Moving from DSL to a cable modem has been interesting. First, I am seeing higher download speeds using the cable modem modem. The fastest download speed I ever showed using a DSL speedtest was 1100 KBPS (kilobites per second). With the cable modem, I routinely test out at about 2048 KBPS. I have not seen any noticeable slowdowns on our network at any time of the day, so it looks like the user/capacity ratio must be pretty good.

The only significant problem I have had with the cable modem concerns the signal to noise ratio on the lines in the house. Sunday morning, the "Cable" and "Data" lights on the cable modem (a Toshiba model) both went out, and a call to tech support determined that the problem was at my modem. The tech support guy explained that the signal-to-noise ratio was too low, and he scheduled a technician to come out and take a look at the house. (He is supposed to drop by today.) In the meantime, I decided to see if a splitter installed by the cable modem installer might be the culprit. Bypassing it and cycling power to the modem did restore the signal to the modem and speed tests showed about speed improvements of about 6%, though on one test I saw about a 30% jump! More telling, since I bypassed the splitter, the cable modem has not dropped the signal once.

I did some research on the Internet about this subject and discovered that the placement of splitters on the cable lines is a major driver of cable modem performance. A splitter is used to divide the cable modem line and the TV line going into the house. The house's prior tenants had their cable modem hooked up in the living room; mine is hooked up in what is one of the smaller bedrooms. So, I want a technician to examine whether I may have too many splitters installed or, more likely, have my current ones installed in the wrong place.

Why was there also a splitter in the room with the cable modem? My XP machine has a TV-capable ATI All-In-Wonder Radeon video card installed in it, so a splitter was being used to divide the cable signal between the cable modem and the AIW card. I have been watching TV on my PC for years and wanted to continue that practice; but my desire to get more serious about both writing and videography, my desire to get max speed out of my cable modem connection, and my love for quiet in my room are forcing me to reconsider it. I'm going to see what happens after the tech visits today before I make a decision, but I'm leaning toward replacing the AIW Radeon with a Radeon 9000. That would still leave DVD playing capability in place while expanding video memory and adding some shading functions I don't have (not that I'm a heavy gamer). Still, I might keep the TV card (or replace it with a more up to date AIW version) if my speed losses remain less than 10% and constant connections can be maintained. We'll see what happens.
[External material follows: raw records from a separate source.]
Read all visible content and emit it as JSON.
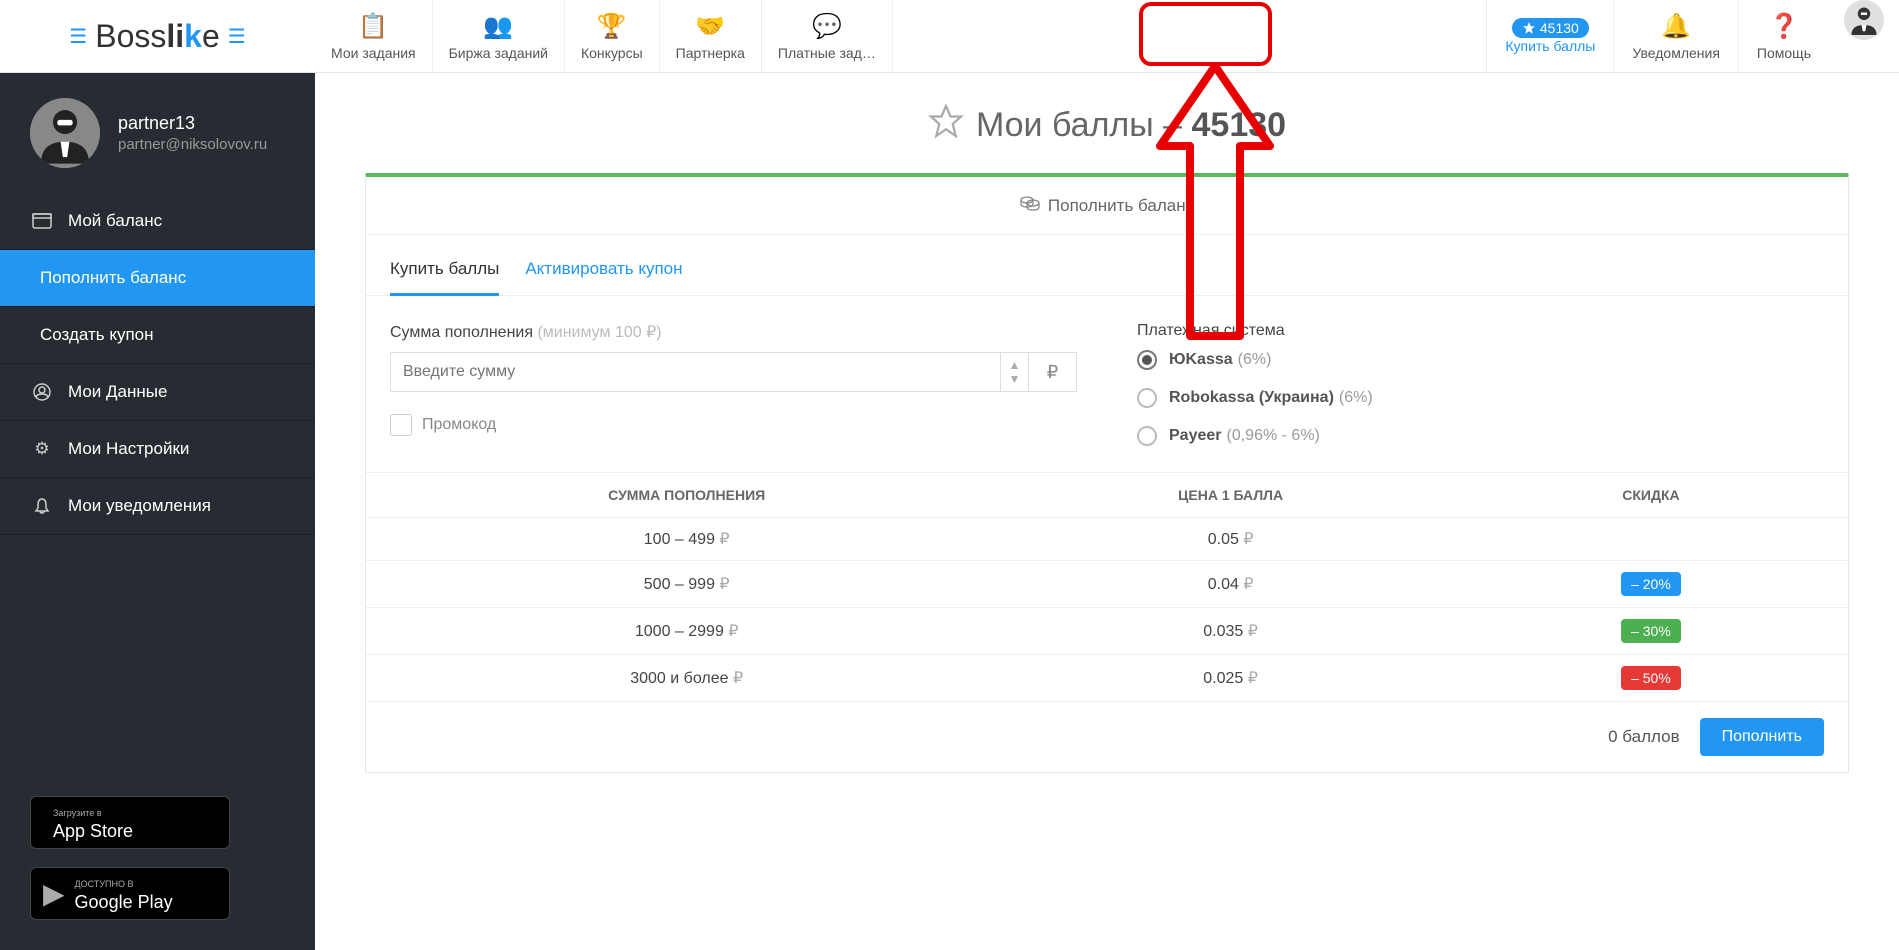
{
  "logo": {
    "pre": "Boss",
    "suf": "li",
    "k": "k",
    "e": "e"
  },
  "nav": {
    "items": [
      {
        "label": "Мои задания"
      },
      {
        "label": "Биржа заданий"
      },
      {
        "label": "Конкурсы"
      },
      {
        "label": "Партнерка"
      },
      {
        "label": "Платные зад…"
      }
    ]
  },
  "right": {
    "points": "45130",
    "buy": "Купить баллы",
    "notifications": "Уведомления",
    "help": "Помощь"
  },
  "user": {
    "name": "partner13",
    "email": "partner@niksolovov.ru"
  },
  "sidebar": {
    "items": [
      {
        "label": "Мой баланс"
      },
      {
        "label": "Пополнить баланс"
      },
      {
        "label": "Создать купон"
      },
      {
        "label": "Мои Данные"
      },
      {
        "label": "Мои Настройки"
      },
      {
        "label": "Мои уведомления"
      }
    ]
  },
  "apps": {
    "appstore_small": "Загрузите в",
    "appstore": "App Store",
    "gplay_small": "ДОСТУПНО В",
    "gplay": "Google Play"
  },
  "page": {
    "title_pre": "Мои баллы – ",
    "title_val": "45130"
  },
  "card": {
    "header": "Пополнить баланс",
    "tabs": {
      "buy": "Купить баллы",
      "coupon": "Активировать купон"
    },
    "sum_label": "Сумма пополнения ",
    "sum_hint": "(минимум 100 ₽)",
    "sum_placeholder": "Введите сумму",
    "currency": "₽",
    "promo": "Промокод",
    "paysys_label": "Платежная система",
    "paysys": [
      {
        "name": "ЮKassa",
        "fee": "(6%)"
      },
      {
        "name": "Robokassa (Украина)",
        "fee": "(6%)"
      },
      {
        "name": "Payeer",
        "fee": "(0,96% - 6%)"
      }
    ],
    "table": {
      "head": {
        "c1": "СУММА ПОПОЛНЕНИЯ",
        "c2": "ЦЕНА 1 БАЛЛА",
        "c3": "СКИДКА"
      },
      "rows": [
        {
          "range": "100 – 499",
          "price": "0.05",
          "discount": "",
          "cls": ""
        },
        {
          "range": "500 – 999",
          "price": "0.04",
          "discount": "– 20%",
          "cls": "disc-blue"
        },
        {
          "range": "1000 – 2999",
          "price": "0.035",
          "discount": "– 30%",
          "cls": "disc-green"
        },
        {
          "range": "3000 и более",
          "price": "0.025",
          "discount": "– 50%",
          "cls": "disc-red"
        }
      ]
    },
    "result": "0 баллов",
    "submit": "Пополнить"
  }
}
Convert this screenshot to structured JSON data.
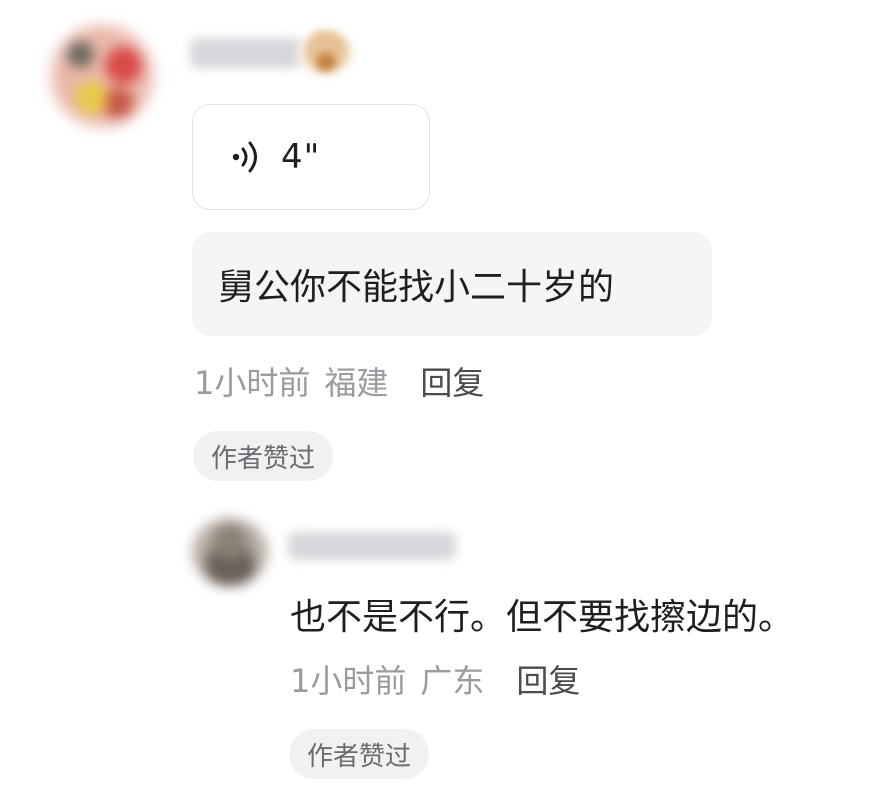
{
  "comment": {
    "voice": {
      "duration": "4\"",
      "icon": "voice-wave-icon"
    },
    "text": "舅公你不能找小二十岁的",
    "meta": {
      "time": "1小时前",
      "location": "福建",
      "reply_label": "回复"
    },
    "liked_badge": "作者赞过"
  },
  "reply": {
    "text": "也不是不行。但不要找擦边的。",
    "meta": {
      "time": "1小时前",
      "location": "广东",
      "reply_label": "回复"
    },
    "liked_badge": "作者赞过"
  },
  "colors": {
    "primary_text": "#1f1f1f",
    "meta_text": "#9a9aa0",
    "reply_button": "#4a4a4f",
    "bubble_background": "#f5f5f7",
    "chip_background": "#f1f1f3"
  }
}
Now, to switch gears entirely, my little iMac has always had a problem with the flat panel display drooping a bit to the left. Just looking at it, it appeared that tightening up of the hinges on the side of the top joint would do the trick. I ordered a special tool and gave it a shot. Not only did it not work, but the two outer hinge pins were connected by an internal shaft that broke when I applied a torque that didn't feel unreasonable. I secured the bearing of the top joint using a machine screw and nut. It doesn't look pretty but since it's directly behind the flat panel, you can't see it anyway unless you go looking for it. For the moment, I put one of the outer hinge pin covers underneath the machine's base on one side to level the display out.

I have no problem ordering replacement parts, but how do you do that for an Apple? Apple ties everything up so that all repairs are done only by an Apple certified facility. I understand the reasoning, but can anyone spell monopoly?